Am Vortag hatte ein Kompromissvorschlag mögliche Abweichler befriedet: Sie wollen wie von der Koalitionsspitze gewünscht gegen den Antrag stimmen. Im Gegenzug soll die Forderung nach einer festen gesetzlichen Quote von 30 Prozent ab 2020 im CDU-Wahlprogramm verankert werden. Ein Gespräch des Fraktionsvorsitzenden Volker Kauder mit den Unions-"Damen" habe ein gutes Ergebnis erbracht, sagte Grosse-Brömer. "Der Grundsatz ist klar: Wir wollen uns dafür einsetzen, uns für die Quote entsprechend stark zu machen."
Mit dem Kompromiss weicht die Union von ihrer bisherigen Linie ab, die erst beim Parteitag von Hannover im Dezember 2012 beschlossen worden war. Damals entschieden die Delegierten, eine feste Quote zunächst nicht einführen zu wollen. Stattdessen sollte eine Flexiquote die Konzerne dazu verpflichten, sich eigene Ziele zu setzen. Wie ambitioniert diese ausfallen, liegt dann im Ermessen der Unternehmen selbst. Erst wenn diese Selbstverpflichtungen keine gewünschten Erfolge gebracht hätten, wollte Kanzlerin Angela Merkel eine strengere Regelung einführen. Die Flexiquote soll nun dennoch kommen, nur wird ihr dann unweigerlich die feste Quote folgen, so die Idee.
Frauenausschuss hätte sich mehr Mut gewünscht
Der Vorschlag, der die Unionsfrauen nun auf Linie brachte, geht im Kern über den Vorstoß des oppositionsgeführten Bundesrats hinaus. Der sah eine niedrigere Quote von 20 Prozent vor – ein Wert, den viele Unternehmen praktisch schon erfüllt haben. Dafür sollte diese Regelung schon ab 2018 gelten. Die Union warf der SPD vor, ihren Entwurf einer Quote aus rein wahltaktischen Gründen in den Gesetzgebungsprozess eingebracht zu haben.
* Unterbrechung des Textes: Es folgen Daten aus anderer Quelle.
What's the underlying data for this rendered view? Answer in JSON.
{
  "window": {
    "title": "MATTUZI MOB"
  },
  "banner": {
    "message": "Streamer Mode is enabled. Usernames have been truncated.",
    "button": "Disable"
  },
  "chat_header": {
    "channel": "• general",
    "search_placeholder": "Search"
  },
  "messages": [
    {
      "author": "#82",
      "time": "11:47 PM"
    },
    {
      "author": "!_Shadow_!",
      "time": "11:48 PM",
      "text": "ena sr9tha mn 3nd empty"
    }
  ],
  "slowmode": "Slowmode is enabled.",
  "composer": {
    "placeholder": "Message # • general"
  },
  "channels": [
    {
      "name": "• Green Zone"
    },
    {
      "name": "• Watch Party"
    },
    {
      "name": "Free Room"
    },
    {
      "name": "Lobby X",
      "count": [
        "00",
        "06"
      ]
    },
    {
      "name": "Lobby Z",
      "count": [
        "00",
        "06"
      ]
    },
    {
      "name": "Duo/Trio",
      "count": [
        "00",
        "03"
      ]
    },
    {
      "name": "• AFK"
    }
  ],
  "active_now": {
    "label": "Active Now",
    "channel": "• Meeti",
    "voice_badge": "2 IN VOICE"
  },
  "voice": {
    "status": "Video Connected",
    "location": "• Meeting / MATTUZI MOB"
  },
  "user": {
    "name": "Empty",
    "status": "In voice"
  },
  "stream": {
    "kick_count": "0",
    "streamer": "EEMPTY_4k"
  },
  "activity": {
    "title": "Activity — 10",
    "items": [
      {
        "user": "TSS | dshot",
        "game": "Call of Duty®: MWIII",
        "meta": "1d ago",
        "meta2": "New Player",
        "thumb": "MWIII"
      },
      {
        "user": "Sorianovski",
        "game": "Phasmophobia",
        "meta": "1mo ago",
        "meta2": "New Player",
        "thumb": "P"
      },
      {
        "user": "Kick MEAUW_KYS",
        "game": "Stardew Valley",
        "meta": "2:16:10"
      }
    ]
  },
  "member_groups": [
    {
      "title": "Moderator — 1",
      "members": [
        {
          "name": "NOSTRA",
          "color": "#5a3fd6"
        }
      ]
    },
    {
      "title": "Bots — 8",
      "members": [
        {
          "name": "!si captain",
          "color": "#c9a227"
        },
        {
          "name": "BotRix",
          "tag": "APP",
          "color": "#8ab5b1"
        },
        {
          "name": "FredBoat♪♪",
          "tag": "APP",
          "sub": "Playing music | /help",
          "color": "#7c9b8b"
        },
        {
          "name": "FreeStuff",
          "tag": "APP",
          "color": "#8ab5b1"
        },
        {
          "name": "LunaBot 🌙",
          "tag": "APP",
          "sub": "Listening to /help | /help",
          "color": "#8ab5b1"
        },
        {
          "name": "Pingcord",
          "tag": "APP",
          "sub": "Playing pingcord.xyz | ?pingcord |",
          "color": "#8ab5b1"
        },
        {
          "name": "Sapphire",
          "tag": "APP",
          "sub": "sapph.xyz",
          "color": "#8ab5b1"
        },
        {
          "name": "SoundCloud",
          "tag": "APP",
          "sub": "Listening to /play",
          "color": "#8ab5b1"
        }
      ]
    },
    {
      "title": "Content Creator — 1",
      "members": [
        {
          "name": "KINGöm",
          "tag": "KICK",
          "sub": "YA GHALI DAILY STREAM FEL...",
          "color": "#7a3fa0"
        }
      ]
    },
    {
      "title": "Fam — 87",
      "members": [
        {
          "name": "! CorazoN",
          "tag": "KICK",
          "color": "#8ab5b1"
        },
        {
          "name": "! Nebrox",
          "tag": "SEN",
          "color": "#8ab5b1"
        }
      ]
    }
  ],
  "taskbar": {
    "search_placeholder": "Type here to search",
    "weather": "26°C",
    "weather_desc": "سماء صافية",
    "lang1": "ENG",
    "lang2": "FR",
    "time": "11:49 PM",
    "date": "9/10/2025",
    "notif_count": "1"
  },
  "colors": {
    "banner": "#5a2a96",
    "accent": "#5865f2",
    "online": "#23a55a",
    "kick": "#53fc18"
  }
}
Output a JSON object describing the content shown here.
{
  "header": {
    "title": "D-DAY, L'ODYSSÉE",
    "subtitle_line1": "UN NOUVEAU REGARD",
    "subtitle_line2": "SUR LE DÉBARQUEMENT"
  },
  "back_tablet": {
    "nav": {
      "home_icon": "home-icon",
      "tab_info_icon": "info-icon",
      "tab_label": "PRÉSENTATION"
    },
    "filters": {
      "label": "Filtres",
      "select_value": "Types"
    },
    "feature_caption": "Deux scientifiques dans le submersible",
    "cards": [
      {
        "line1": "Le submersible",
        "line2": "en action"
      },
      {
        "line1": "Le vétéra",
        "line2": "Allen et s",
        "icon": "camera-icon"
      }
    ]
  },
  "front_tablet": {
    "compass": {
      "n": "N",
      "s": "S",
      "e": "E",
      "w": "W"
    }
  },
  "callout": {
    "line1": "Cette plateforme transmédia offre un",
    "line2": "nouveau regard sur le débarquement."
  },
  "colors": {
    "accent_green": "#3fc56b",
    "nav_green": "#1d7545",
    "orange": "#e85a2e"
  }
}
Trotz ihrer Erleichterung müssen CDU und CSU für den gefundenen Kompromiss Kritik hinnehmen. "Ich halte das für ein absolut falsches Signal", sagte die Bundesvorsitzendes des Verbandes "Die jungen Unternehmer", Lencke Wischhusen. "Wir brauchen keine Frauenquote." Dies sei wieder nur ein Eingriff in die unternehmerische Freiheit. Vielmehr müssten Politik und Unternehmen mehr für die Vereinbarkeit von Beruf und Familie tun - etwa durch mehr Kindertagesstätten und Ganztagsschulen, flexible Arbeitszeitregelungen oder auch Betriebs-Kitas.
Die Vorsitzende des Frauenausschusses im Bundestag, Sibylle Laurischk von der FDP, zeigte sich enttäuscht. "Ich hätte mir sicherlich mehr Mut gewünscht", sagte sie im Deutschlandfunk. Trotz des disziplinierenden Charakters des Kompromisses sehe sie noch Kolleginnen in der CDU, die dem Gesetzentwurf Hamburgs zustimmen wollten. Die Koalition sei aber stabil: "Die Koalition wird an dem Thema sicherlich nicht platzen." Sie selbst wolle dem Gesetzentwurf jedoch zustimmen. Druck werde auf sie in ihrer Partei nicht ausgeübt. "Das ist in der FDP nicht üblich."
Wirtschaftsrat fühlt sich von Frauen erpresst
Der Hauptgeschäftsführer des Deutschen Industrie- und Handelskammertags (DIHK), Martin Wansleben, lehnte eine gesetzliche Quote für Aufsichtsräte von börsennotierten und mitstimmungspflichtigen Betrieben generell ab. Es sei im "ureigenen Interesse" der Unternehmen, das Potenzial geeigneter Frauen auch zu nutzen. "Doch Aufsichtsratskandidatinnen stehen von Branche zu Branche in sehr unterschiedlichem Ausmaß zur Verfügung", sagte Wansleben dem "Handelsblatt". "Eine gesetzliche Einheitsquote von 30 beziehungsweise 40 Prozent kann solche Unterschiede naturgemäß nicht berücksichtigen und hilft uns daher nicht weiter."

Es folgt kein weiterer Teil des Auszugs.